Myron Eells, minister, educator, and collector of “curiosities,” created an extensive record of the history of our country’s northwest. He accompanied his array of materials with careful documentation, adopting an ethnographic approach to indexing his materials, based in part on his many visits to museums. In addition to his collections (cabinets), he wrote books and articles describing the history of the NW territories and its people. Paulus observes while Eells was constructing his collections and writing diaries and manuscripts, the late 19th and early 20th century libraries and museums were establishing modernist principles and standards. Libraries, museums, and archives focused on highly specialized roles and kept collections and standards separate from each other. Paulus says Eells was largely oblivious of the emerging fields of library science and museum curation, and combined his artefacts with historical and fictional literature. When his library and personal papers were donated to Whitman College, the collection was dispersed between the library and museum, without regard to provenance.

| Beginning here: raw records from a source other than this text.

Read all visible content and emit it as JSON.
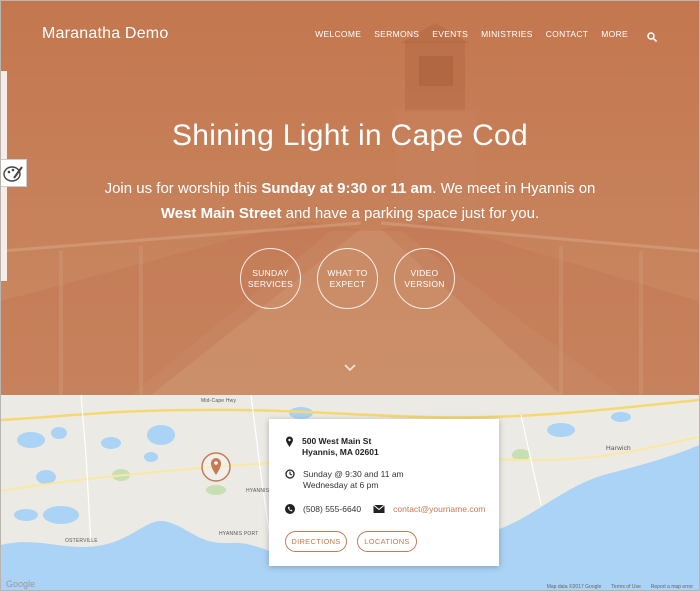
{
  "site": {
    "logo": "Maranatha Demo"
  },
  "nav": {
    "items": [
      "WELCOME",
      "SERMONS",
      "EVENTS",
      "MINISTRIES",
      "CONTACT",
      "MORE"
    ],
    "search_icon": "search-icon"
  },
  "hero": {
    "title": "Shining Light in Cape Cod",
    "text_1": "Join us for worship this ",
    "text_bold_1": "Sunday at 9:30 or 11 am",
    "text_2": ". We meet in Hyannis on ",
    "text_bold_2": "West Main Street",
    "text_3": " and have a parking space just for you.",
    "buttons": [
      {
        "line1": "SUNDAY",
        "line2": "SERVICES"
      },
      {
        "line1": "WHAT TO",
        "line2": "EXPECT"
      },
      {
        "line1": "VIDEO",
        "line2": "VERSION"
      }
    ],
    "accent_color": "#c67a53"
  },
  "map": {
    "labels": {
      "hyannis": "HYANNIS",
      "hyannis_port": "HYANNIS PORT",
      "osterville": "OSTERVILLE",
      "harwich": "Harwich",
      "mid_cape": "Mid-Cape Hwy"
    },
    "footer": [
      "Map data ©2017 Google",
      "Terms of Use",
      "Report a map error"
    ],
    "google": "Google"
  },
  "info": {
    "address_line1": "500 West Main St",
    "address_line2": "Hyannis, MA 02601",
    "time_line1": "Sunday @ 9:30 and 11 am",
    "time_line2": "Wednesday at 6 pm",
    "phone": "(508) 555-6640",
    "email": "contact@yourname.com",
    "btn_directions": "DIRECTIONS",
    "btn_locations": "LOCATIONS"
  }
}
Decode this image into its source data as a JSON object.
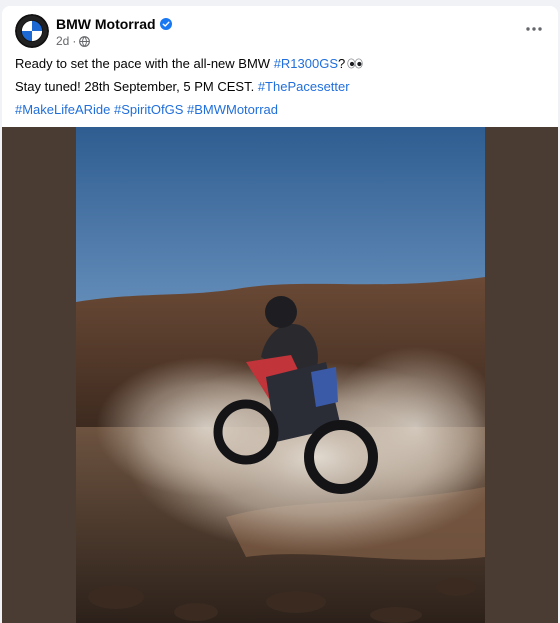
{
  "post": {
    "page_name": "BMW Motorrad",
    "time": "2d",
    "separator": "·",
    "more_icon": "more-horizontal-icon",
    "line1_text": "Ready to set the pace with the all-new BMW ",
    "line1_hashtag": "#R1300GS",
    "line1_suffix": "?",
    "line2_text": "Stay tuned! 28th September, 5 PM CEST. ",
    "line2_hashtag": "#ThePacesetter",
    "hashtags": [
      "#MakeLifeARide",
      "#SpiritOfGS",
      "#BMWMotorrad"
    ],
    "icons": {
      "avatar": "bmw-roundel-logo",
      "verified": "verified-badge-icon",
      "audience": "globe-icon",
      "emoji": "eyes-emoji-icon"
    },
    "colors": {
      "link": "#216fdb",
      "verified": "#1877f2",
      "letterbox": "#4a3c33"
    }
  }
}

With the advent of digital technology, the content, mission, and tasks of librarians, archivists, and museum curators are merging. Paulus hopes the blurring boundaries between these institutions will foster greater sharing of their collections as each adopts the other’s philosophy—to collect, preserve, interpret, and disseminate information for the public. He recognizes the potential for aggregating the widely scattered collection of Myron Eells into a digital space that could recreate his desire to capture a past for future use

Creator

Paulus, Michael J.

Publisher

Libraries & the Cultural Record

Date

2011

Contributor

Polk, Victoria

Rights

University of Texas Press

Type

Journal Article

Identifier

http://muse.jhu.edu/journals/libraries_and_culture/summary/v046/46.2.paulus.html

Bibliographic Citation

Paulus, Michael J., Jr. “The Converging Histories and Futures of Libraries, Archives, and Museums as Seen through the Case of the Curious Collector Myron Eells.” Libraries & the Cultural Record 46 (2011): 185-205.

Files

culrec.jpg

Collection

Citation

Paulus, Michael J. , “The Converging Histories and Futures of Libraries, Archives, and Museums as Seen through the Case of the Curious Collector Myron Eells,” Digital Archiving Resources, accessed September 25, 2017, http://dar.cah.ucf.edu/items/show/65.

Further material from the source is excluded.